Annotated

金価格と実質金利の離縁。

このチャートは、過去20年にわたって金市場の絶対法則とされてきた「金価格と実質金利の逆相関」を可視化したものである。黒線が金価格、オレンジが実質10年金利(反転表示)。2005年から2022年に至るまで、両者は同期して推移してきた。実質金利が上がれば金は売られる——これが鉄則であったはずだ。

しかし、見てほしい。2023年以降、二つの線は明確に乖離している。実質金利が2%台という高水準に張り付いているにもかかわらず、金価格は史上最高値を更新し続けてきた。これは、従来モデルでは説明不能な異常事態に他ならない。

金を動かす真の主役

なぜ金は実質金利の重力を振り切ったのか。答えは明白である。金価格を動かしているのは、もはや実質金利ではない。それは他でもない、世界的な財政リスクそのものなのだ。
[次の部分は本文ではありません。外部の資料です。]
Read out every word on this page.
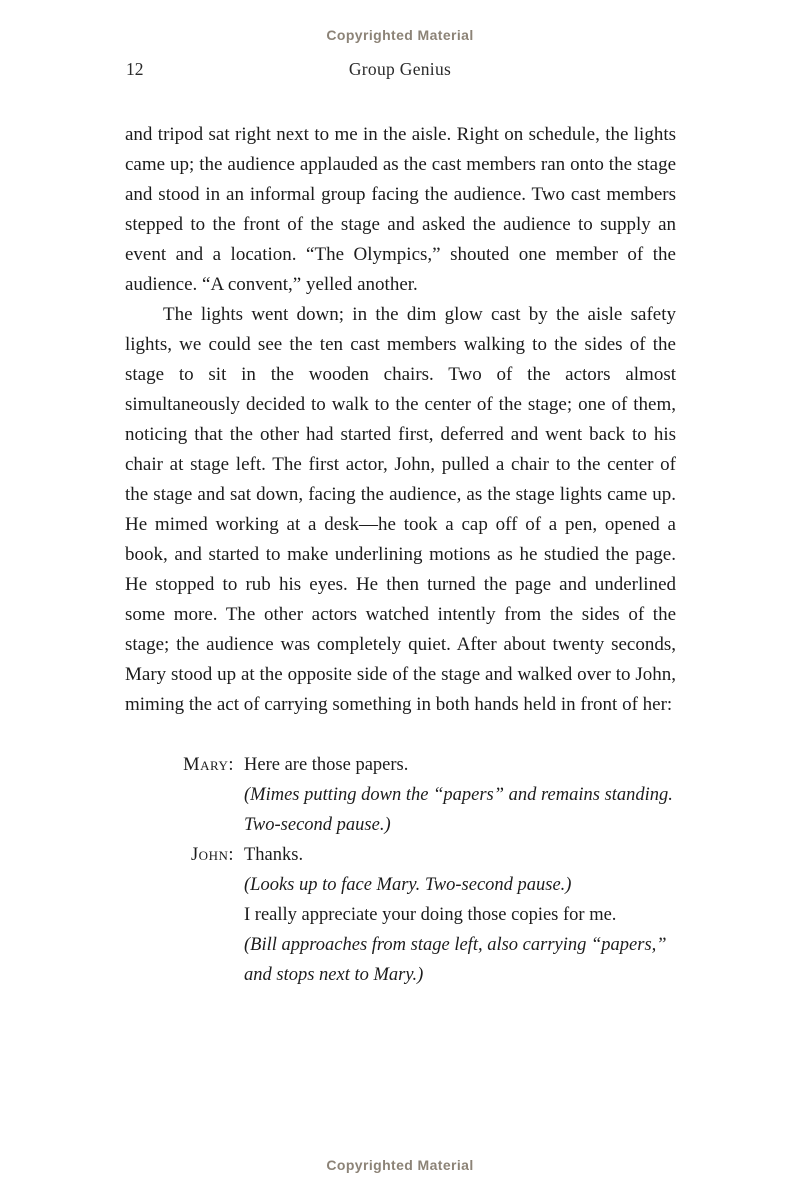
Copyrighted Material
12	Group Genius

and tripod sat right next to me in the aisle. Right on schedule, the lights came up; the audience applauded as the cast members ran onto the stage and stood in an informal group facing the audience. Two cast members stepped to the front of the stage and asked the audience to supply an event and a location. “The Olympics,” shouted one member of the audience. “A convent,” yelled another.

The lights went down; in the dim glow cast by the aisle safety lights, we could see the ten cast members walking to the sides of the stage to sit in the wooden chairs. Two of the actors almost simultaneously decided to walk to the center of the stage; one of them, noticing that the other had started first, deferred and went back to his chair at stage left. The first actor, John, pulled a chair to the center of the stage and sat down, facing the audience, as the stage lights came up. He mimed working at a desk—he took a cap off of a pen, opened a book, and started to make underlining motions as he studied the page. He stopped to rub his eyes. He then turned the page and underlined some more. The other actors watched intently from the sides of the stage; the audience was completely quiet. After about twenty seconds, Mary stood up at the opposite side of the stage and walked over to John, miming the act of carrying something in both hands held in front of her:

Mary: Here are those papers.
(Mimes putting down the “papers” and remains standing. Two-second pause.)
John: Thanks.
(Looks up to face Mary. Two-second pause.)
I really appreciate your doing those copies for me.
(Bill approaches from stage left, also carrying “papers,” and stops next to Mary.)
Copyrighted Material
各国政府の債務はGDP比で歴史的水準に達し、長期金利は構造的上昇トレンドへと突入した。term premium(期間プレミアム)の恒久化が始まっている。投資家は、政府の通貨そのものへの信認を疑い始めた。中央銀行による史上最大規模の金購入こそ、その何よりの証左である。彼らは自国通貨という「自分自身の負債」から、金という「誰の負債でもない資産」へと、静かに、しかし確実に逃避を進めている。

パラダイム転換の只中で

実質金利モデルで金を語る時代は、すでに終わりを告げた。我々が目にしているのは、財政リスクのプライシングという新たなパラダイムへの移行に他ならない。

足元の金価格を、伝統的なモデルで「割高」「行き過ぎ」と判断することは危険である。それは、現に進行している構造変化そのものを見落としていることに等しい。金市場が織り込みつつあるのは、より深く、より長く、そして決して逆戻りしない——財政の重力崩壊である。